You have worked on liver immunity and mucosal-associated invariant T cells. Can you tell us more about the importance of these cells?

The work on liver immunity has brought the lab into the area of unconventional T cells, and we have discovered that the liver is highly enriched in a previously overlooked set of lymphocytes called mucosal-associated invariant T cells (MAIT cells).

These cells are a very distinctive blend of innate and adaptive immune cells which possess a range of interesting antimicrobial functions.

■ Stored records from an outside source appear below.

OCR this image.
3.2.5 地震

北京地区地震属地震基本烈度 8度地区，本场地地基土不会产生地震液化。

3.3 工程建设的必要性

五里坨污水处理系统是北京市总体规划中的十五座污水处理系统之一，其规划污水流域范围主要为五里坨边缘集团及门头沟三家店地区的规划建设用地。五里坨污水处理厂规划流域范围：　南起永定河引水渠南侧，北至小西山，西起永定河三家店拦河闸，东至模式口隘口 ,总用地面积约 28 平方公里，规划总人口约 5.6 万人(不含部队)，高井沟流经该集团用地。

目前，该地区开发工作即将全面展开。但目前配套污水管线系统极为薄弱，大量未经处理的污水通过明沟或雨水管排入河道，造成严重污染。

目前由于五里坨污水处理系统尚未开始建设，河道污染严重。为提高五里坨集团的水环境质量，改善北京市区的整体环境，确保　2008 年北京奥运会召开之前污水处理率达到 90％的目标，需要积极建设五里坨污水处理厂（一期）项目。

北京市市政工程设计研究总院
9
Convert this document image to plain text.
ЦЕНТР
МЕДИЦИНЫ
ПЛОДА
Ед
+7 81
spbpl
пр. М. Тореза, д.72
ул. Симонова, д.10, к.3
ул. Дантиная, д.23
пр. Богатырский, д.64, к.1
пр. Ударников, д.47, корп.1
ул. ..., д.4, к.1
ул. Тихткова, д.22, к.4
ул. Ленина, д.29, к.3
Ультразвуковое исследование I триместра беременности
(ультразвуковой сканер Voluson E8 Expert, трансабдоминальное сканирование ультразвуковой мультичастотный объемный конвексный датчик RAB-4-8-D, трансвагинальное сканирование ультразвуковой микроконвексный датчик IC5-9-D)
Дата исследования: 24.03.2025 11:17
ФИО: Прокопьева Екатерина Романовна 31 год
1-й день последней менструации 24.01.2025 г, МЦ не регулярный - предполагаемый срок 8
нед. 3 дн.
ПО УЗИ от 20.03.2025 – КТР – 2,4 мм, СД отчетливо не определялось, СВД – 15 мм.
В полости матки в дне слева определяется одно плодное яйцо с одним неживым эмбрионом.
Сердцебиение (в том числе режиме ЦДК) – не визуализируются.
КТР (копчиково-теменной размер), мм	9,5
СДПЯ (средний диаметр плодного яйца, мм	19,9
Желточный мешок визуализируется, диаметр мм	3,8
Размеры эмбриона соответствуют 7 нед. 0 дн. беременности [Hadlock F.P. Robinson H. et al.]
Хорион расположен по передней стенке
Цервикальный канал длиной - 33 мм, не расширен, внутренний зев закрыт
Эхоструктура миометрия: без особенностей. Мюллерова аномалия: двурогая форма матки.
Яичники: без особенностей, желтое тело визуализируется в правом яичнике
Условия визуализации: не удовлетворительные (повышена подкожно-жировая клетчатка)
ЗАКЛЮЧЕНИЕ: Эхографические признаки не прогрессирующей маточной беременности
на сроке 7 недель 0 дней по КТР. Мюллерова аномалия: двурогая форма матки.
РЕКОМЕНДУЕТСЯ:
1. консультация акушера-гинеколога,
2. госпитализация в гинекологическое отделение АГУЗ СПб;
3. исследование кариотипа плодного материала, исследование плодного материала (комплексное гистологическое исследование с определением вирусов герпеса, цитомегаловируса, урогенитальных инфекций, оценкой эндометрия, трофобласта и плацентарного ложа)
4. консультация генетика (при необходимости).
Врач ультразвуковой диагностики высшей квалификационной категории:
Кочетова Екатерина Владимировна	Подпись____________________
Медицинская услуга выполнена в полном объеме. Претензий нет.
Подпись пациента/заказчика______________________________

Such cells can recognise a ligand (5-OPRU) derived from metabolic intermediates of microbial riboflavin synthetic pathways – thus they can sense the presence of invasive microbes as well as commensals in the microbiome.

They are able to distinguish between the two, according to the level of accompanying signals from tissue damage and inflammatory responses (cytokines and interferons), to which they are very sensitive.

We discovered that they can use such inflammatory cues to respond to viruses as well – including hepatitis C virus and influenza challenges – even in the absence of bacterial ligands. MAIT cells turn out to therefore have roles in host-defence against bacteria and yeast; in protection against lethal virus infection; and more recently, also in the repair of mucosal barriers.

Why is this research important to microbiology?

In future, we want to understand more about how microbes in the gut cross-talk with MAIT cells and related T-cell populations. Such cells are positioned perfectly in the epithelium to receive signals from the microbiome and interpret them for the immune system. This can potentially influence the response to vaccines – an area we are actively researching as it has a far-reaching impact. But, we will also investigate the potential impacts on inflammatory diseases and cancer, as well as protection against infectious diseases.